Every time I have ever imagined this scene, I have been alone in paradise. The sole inhabitant of the heavenly meadow.

But my patients – that’s not what it was like for them. We said the psalm together. We prayed the prayer together. We were there together.

And – being alone in paradise? That’s not what Jesus tells us it’s like, either.

Jesus says, I am the good shepherd. I know my own and my own know me. I lay down my life for the sheep.

Jesus says, I am the good shepherd. I have other sheep that do not belong to this fold. I must bring them also, and they will listen to my voice. So there will be one flock, one shepherd.

The Good Shepherd is the one who gathers, expanding a personal psalm into a communal reality.

So the gospel truth is this: the Lord is our shepherd. We shall not want. He makes us lie down in green pastures, he leads us beside still waters, he repairs our souls. When one of us is missing, he finds us. When some of us are wandering, he gathers us. When some of us are exiled, he searches the world to bring us home, so there will be one flock, one shepherd, and all will lay down beside still waters together, and all will gather at the table before us, and all will be anointed and our cups will overflow. And one day, we will all dwell in the house of the Lord forever.
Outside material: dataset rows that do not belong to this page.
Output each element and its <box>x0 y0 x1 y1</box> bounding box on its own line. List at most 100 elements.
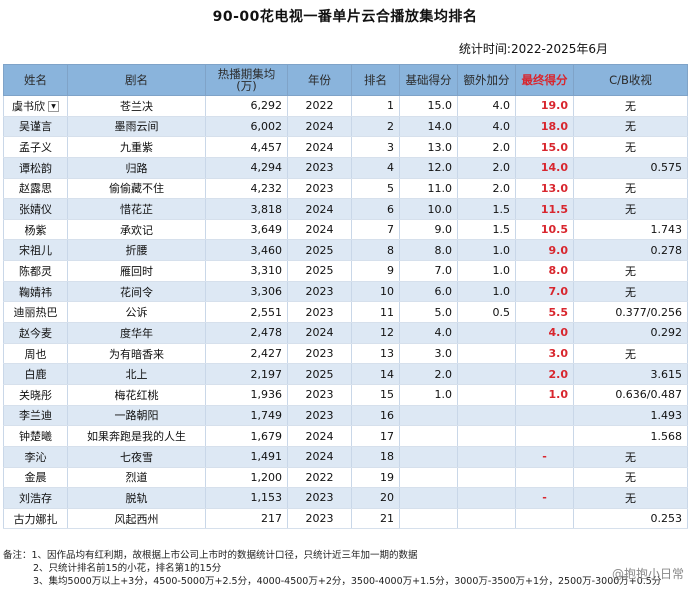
cell-drama-text: 折腰 <box>125 244 148 258</box>
cell-year: 2023 <box>287 178 352 200</box>
cell-name: 谭松韵 <box>3 157 68 179</box>
cell-cb: 无 <box>573 260 688 282</box>
cell-year: 2023 <box>287 487 352 509</box>
cell-final-text: - <box>542 450 547 464</box>
cell-base-text: 4.0 <box>434 326 453 340</box>
cell-rank: 13 <box>351 343 400 365</box>
cell-final-text: 18.0 <box>540 119 568 133</box>
cell-base <box>399 487 458 509</box>
cell-year-text: 2024 <box>305 223 334 237</box>
cell-name: 钟楚曦 <box>3 425 68 447</box>
header-extra[interactable]: 额外加分 <box>457 64 516 96</box>
cell-extra-text: 4.0 <box>492 119 511 133</box>
cell-extra: 2.0 <box>457 178 516 200</box>
cell-name: 宋祖儿 <box>3 239 68 262</box>
cell-cb: 0.278 <box>573 239 688 262</box>
cell-avg: 2,427 <box>205 343 288 365</box>
cell-extra <box>457 487 516 509</box>
header-final[interactable]: 最终得分 <box>515 64 574 96</box>
cell-drama: 梅花红桃 <box>67 384 206 406</box>
header-base[interactable]: 基础得分 <box>399 64 458 96</box>
cell-avg: 1,749 <box>205 405 288 427</box>
cell-year-text: 2024 <box>305 119 334 133</box>
header-cb[interactable]: C/B收视 <box>573 64 688 96</box>
cell-name: 迪丽热巴 <box>3 301 68 324</box>
cell-extra-text: 1.0 <box>492 264 511 278</box>
cell-final-text: 15.0 <box>540 140 568 154</box>
cell-cb-text: 无 <box>625 450 636 464</box>
cell-cb-text: 无 <box>625 182 636 196</box>
cell-name-text: 鞠婧祎 <box>19 285 52 299</box>
header-drama[interactable]: 剧名 <box>67 64 206 96</box>
cell-year: 2025 <box>287 239 352 262</box>
cell-drama-text: 北上 <box>125 368 148 382</box>
cell-avg-text: 1,936 <box>250 388 283 402</box>
cell-avg: 1,936 <box>205 384 288 406</box>
cell-cb-text: 无 <box>625 203 636 217</box>
cell-final: 1.0 <box>515 384 574 406</box>
table-row: 刘浩存 脱轨 1,153 2023 20 - 无 <box>3 487 688 509</box>
cell-rank: 18 <box>351 446 400 468</box>
cell-cb: 无 <box>573 116 688 138</box>
cell-final: - <box>515 487 574 509</box>
cell-base-text: 11.0 <box>427 181 453 195</box>
cell-final-text: 14.0 <box>540 161 568 175</box>
cell-avg-text: 6,002 <box>250 119 283 133</box>
cell-drama: 为有暗香来 <box>67 343 206 365</box>
cell-rank-text: 18 <box>380 450 394 464</box>
cell-rank: 21 <box>351 508 400 530</box>
cell-name-text: 杨紫 <box>24 223 47 237</box>
cell-rank-text: 5 <box>387 181 394 195</box>
cell-name-text: 关晓彤 <box>19 388 52 402</box>
cell-rank: 2 <box>351 116 400 138</box>
cell-rank: 11 <box>351 301 400 324</box>
table-row: 孟子义 九重紫 4,457 2024 3 13.0 2.0 15.0 无 <box>3 136 688 158</box>
header-avg[interactable]: 热播期集均(万) <box>205 64 288 96</box>
cell-drama: 风起西州 <box>67 508 206 530</box>
cell-name-text: 赵今麦 <box>19 326 52 340</box>
header-year[interactable]: 年份 <box>287 64 352 96</box>
cell-base-text: 8.0 <box>434 243 453 257</box>
cell-year-text: 2022 <box>305 99 334 113</box>
cell-rank-text: 9 <box>387 264 394 278</box>
cell-extra <box>457 508 516 530</box>
cell-final: 4.0 <box>515 322 574 344</box>
cell-cb-text: 无 <box>625 141 636 155</box>
filter-dropdown-icon[interactable]: ▼ <box>48 101 59 113</box>
header-name[interactable]: 姓名 <box>3 64 68 96</box>
cell-name: 赵今麦 <box>3 322 68 344</box>
cell-name-text: 张婧仪 <box>19 203 52 217</box>
cell-final <box>515 405 574 427</box>
ranking-table: 姓名 剧名 热播期集均(万) 年份 排名 基础得分 额外加分 最终得分 C/B收… <box>3 64 688 530</box>
cell-drama: 墨雨云间 <box>67 116 206 138</box>
cell-year-text: 2024 <box>305 450 334 464</box>
cell-extra-text: 1.5 <box>492 202 511 216</box>
table-row: 赵露思 偷偷藏不住 4,232 2023 5 11.0 2.0 13.0 无 <box>3 178 688 200</box>
cell-base: 2.0 <box>399 363 458 385</box>
cell-final: 9.0 <box>515 239 574 262</box>
cell-rank: 15 <box>351 384 400 406</box>
cell-year: 2025 <box>287 363 352 385</box>
cell-drama: 归路 <box>67 157 206 179</box>
cell-final-text: 3.0 <box>548 347 569 360</box>
note-line: 2、只统计排名前15的小花，排名第1的15分 <box>33 563 222 574</box>
cell-drama-text: 七夜雪 <box>120 450 153 464</box>
cell-avg: 4,232 <box>205 178 288 200</box>
cell-year-text: 2025 <box>305 243 334 257</box>
cell-rank-text: 17 <box>380 429 394 443</box>
cell-final-text: - <box>542 491 547 505</box>
cell-drama-text: 九重紫 <box>120 141 153 155</box>
cell-drama-text: 偷偷藏不住 <box>109 182 164 196</box>
cell-year-text: 2024 <box>305 326 334 340</box>
cell-cb: 无 <box>573 446 688 468</box>
cell-avg-text: 2,197 <box>250 367 283 381</box>
cell-avg: 3,460 <box>205 239 288 262</box>
cell-year: 2024 <box>287 116 352 138</box>
cell-final <box>515 508 574 530</box>
cell-avg-text: 1,749 <box>250 408 283 422</box>
cell-extra: 1.0 <box>457 239 516 262</box>
cell-rank-text: 16 <box>380 408 394 422</box>
cell-base: 12.0 <box>399 157 458 179</box>
header-rank[interactable]: 排名 <box>351 64 400 96</box>
cell-name-text: 谭松韵 <box>19 161 52 175</box>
That is our picture of the world God wants… the world God is making.

Though our lection ends on a period, the story continues. The very next verse in John chapter 10, just outside of our lection, tells us that Jesus has said all these things to the Temple Authorities. They have been gathered there, listening, and at this moment, they are divided because of his words. It’s not that they didn’t understand the metaphor, they just thought it was ridiculous. Some of them said, he must be a demon, he must be out of his mind. Others said, these are not the words of one who has a demon. After all, can a demon do miracles in the name of God? But they couldn’t agree on how those words should be understood. How those words should be internalized, by us, the people of God.

This hushed conversation outside of our lection makes me wonder. We have heard those words – I am the good shepherd – so many times in our lives. In fact, every fourth Sunday of Easter is Good Shepherd Sunday, so we hear these words every year. Churches name themselves after this name of Jesus. Endless paintings portray Jesus with a shepherd’s crook and a lamb over his shoulders. But in all the pastoral imagery, in all the green rolling hills and the blue true dream of sky, do we ever take a moment to recognize how extraordinary those words are – not just to the pharisees two thousand years ago, but in our world too, how completely earth-shakingly radical this vision of the world that God is making really is?

In this discourse Jesus tells us that we were not created to live alone in paradise. We were created to do the messy, beautiful work of love in community…love which is vulnerable, which is accountable, which is sometimes scary but always good. It doesn’t come easily because every power of this world says that we should stand on our own and not rely on anyone. That we should keep our true selves hidden deep inside, that when someone says how are you we should say fine, thanks, that when someone has hurt you, you shouldn’t say anything to avoid rocking the boat. But that was never the way of the good shepherd. And that is not the way of the sheep.

In these next few moments of meditation… imagine. Imagine what would happen if we were not afraid of a love like that, a community like that. In the words of Elizabeth Webb, “imagine if we, the vulnerable flock of the divine, knew ourselves forever to be pursued by the goodness and mercy of God.”1 What would happen then?

1 From Elizabeth Webb’s comment on Psalm 23 from Working Preacher, dated May 11, 2014.